Il faudrait d’abord savoir ce qu’on nomme « phénomène quantique ». En réalité, tout processus d’absorption et d’émission d’ondes électromagnétiques est par essence « quantique ». C’est d’ailleurs en étudiant le spectre d’émission de l’atome d’hydrogène que l’on a atteint l’existence de ce phénomène.
La photosynthèse est évidemment liée à l’absorption d’un photon par l’ion Mg2+ complexé par une structure tétrapyrrolique. Le magnésium excité se relaxe avec libération d’énergie chimique sous forme d’ATP.

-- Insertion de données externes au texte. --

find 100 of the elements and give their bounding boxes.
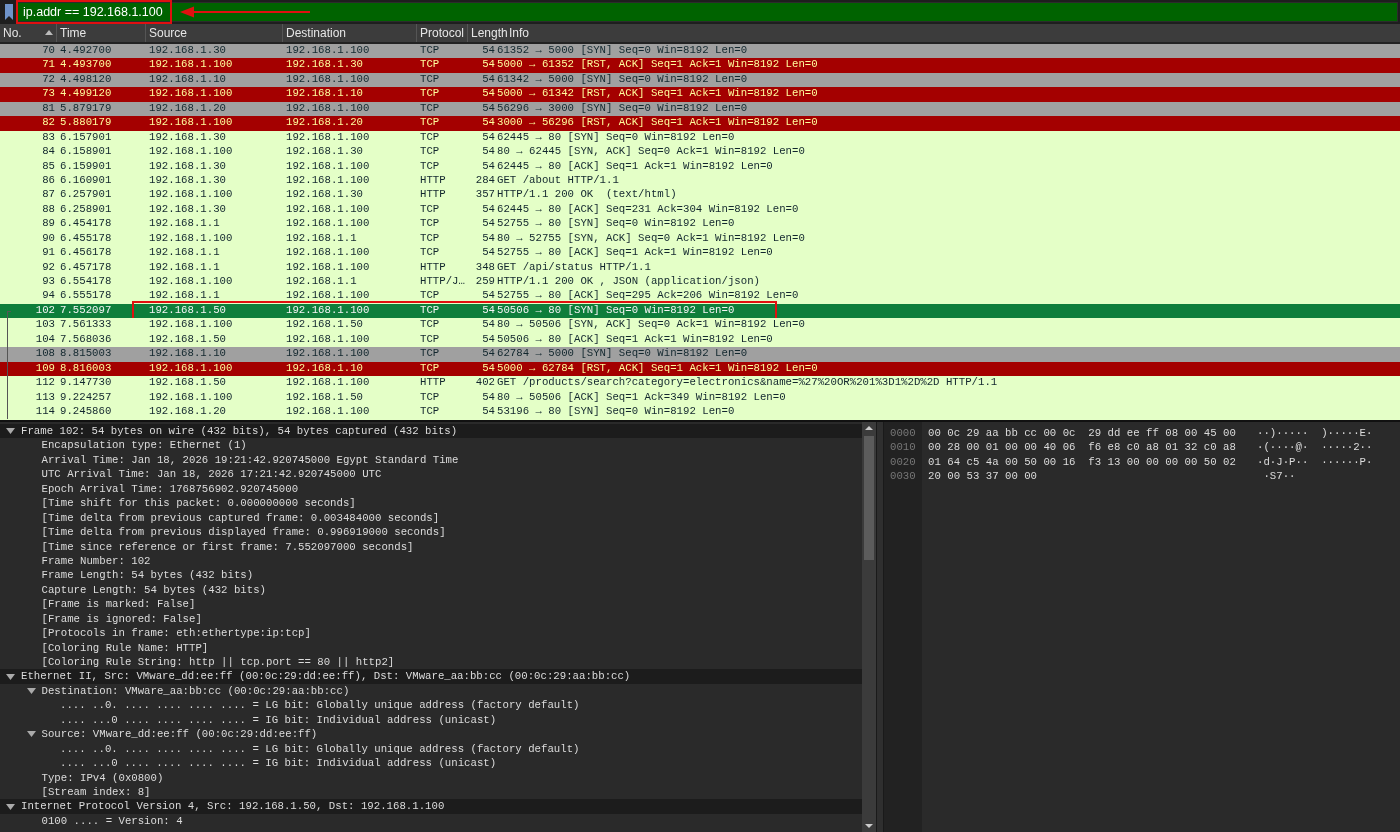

Plus généralement, dès qu’il y a possibilité pour une structure d’exister sous la forme de plusieurs états quantiques (par exemple splitting dû à l’interaction d’un dipôle magnétique et d’un champ magnétique, dipôle lié au spin nucléaire ou électronique) il y a possibilité d’absorption et d’émission d’une onde électromagnétique, et il y a possibilité d’accord électromagnétique entre deux structures dipolaires.
Pourquoi alors chercher des complications (solitons dont il faudrait donner la définition par exemple), alors que la cellule regorge de composés paramagnétiques donc de dipôles magnétiques. Certains même ont une durée de vie conséquente, par exemple le monoxyde d’azote, dont on vient de montrer, dans les 25 années qui nous précèdent, l’extrême importance biologique.